Keroche Breweries and Kenya Revenue Authority (KRA) have embarked on an alternative dispute resolution in a bid to resolve their protracted tax row.
This comes a month after the High Court ordered the two parties to seek ways of resolving the dispute over the Sh9.1B dispute.
This came as the Naivasha based brewery launched yet another strong beer ‘X 8.8’ with projections that it would fetch the tax collector an extra Sh1B every year.
Speaking during the launch of the new beer that is targeting the upper class, Keroche CEO Tabitha Karanja was optimistic that the tax row would be resolved in the coming weeks.
“We have embarked on an alternative dispute resolution mechanism with KRA and we are optimistic that we shall solve this problem as all parties are willing to talk,” she said.
While calling for support from the government and Kenyans, Ms Karanja noted that the new brand would mean more job opportunities and revenue for the country.
She noted that investors in other countries were reaping high due to support by their relevant governments mainly after the Covid-19 pandemic.
“The pandemic has affected nearly all the sectors and with the closure of the bars we have not been spared and thus the call for support from the government,” she said.
Addressing the press after the launch, Ms Karanja noted that the new product would help them acquire their projected 20 percent share of the liquor market.

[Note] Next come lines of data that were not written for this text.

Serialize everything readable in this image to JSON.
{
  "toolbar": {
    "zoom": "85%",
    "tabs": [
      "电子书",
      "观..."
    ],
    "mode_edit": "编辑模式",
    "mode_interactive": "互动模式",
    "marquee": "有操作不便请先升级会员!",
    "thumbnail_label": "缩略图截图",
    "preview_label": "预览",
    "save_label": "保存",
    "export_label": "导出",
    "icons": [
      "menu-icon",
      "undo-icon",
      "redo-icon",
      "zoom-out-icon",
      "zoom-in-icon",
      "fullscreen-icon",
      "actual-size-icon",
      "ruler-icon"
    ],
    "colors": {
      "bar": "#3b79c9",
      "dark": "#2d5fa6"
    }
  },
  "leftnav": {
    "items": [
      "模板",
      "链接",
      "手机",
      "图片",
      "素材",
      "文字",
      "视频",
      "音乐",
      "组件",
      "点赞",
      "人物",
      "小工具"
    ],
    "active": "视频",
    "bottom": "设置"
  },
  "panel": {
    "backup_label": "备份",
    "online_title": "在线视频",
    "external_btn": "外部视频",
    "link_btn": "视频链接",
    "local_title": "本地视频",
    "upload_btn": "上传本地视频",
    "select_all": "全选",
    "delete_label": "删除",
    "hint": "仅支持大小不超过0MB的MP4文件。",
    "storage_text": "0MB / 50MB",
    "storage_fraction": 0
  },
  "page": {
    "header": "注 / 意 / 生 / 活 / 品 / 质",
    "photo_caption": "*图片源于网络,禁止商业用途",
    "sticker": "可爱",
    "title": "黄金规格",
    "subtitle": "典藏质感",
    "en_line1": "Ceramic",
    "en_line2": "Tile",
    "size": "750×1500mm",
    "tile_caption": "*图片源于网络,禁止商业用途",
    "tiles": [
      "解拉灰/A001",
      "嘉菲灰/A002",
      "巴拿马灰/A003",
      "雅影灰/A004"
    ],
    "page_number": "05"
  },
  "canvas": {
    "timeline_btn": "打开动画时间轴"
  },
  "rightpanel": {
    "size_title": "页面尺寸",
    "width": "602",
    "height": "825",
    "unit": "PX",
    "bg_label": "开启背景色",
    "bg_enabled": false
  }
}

She said that for years, consumers of strong beers had been forced to rely on imports adding that the ‘X 8.8’ would help bridge the gap.
“This is a rich strong beer locally brewed, sold at a fair price and it’s targeting the middle and the upper class of consumers,” she said.
On his part, the CEO Bars, Hotels and Liquor Traders Association Boniface Gachoka welcomed the new product in the liquor market.
“We shall fully support locally produced brews as this means more jobs for the sector which has been adversely affected by the pandemic,” he said.
He lamented the on-going curfew noting that bars were operating for two hours between 5pm and 7pm leading to massive job losses.
He called on the counties to reduce their liquor licenses by 60 percent as one way of cushioning bar owners.
“We are happy that 21 counties including Nakuru and Muranga have reviewed their liquor licenses and we urge the others to follow suit,” she said.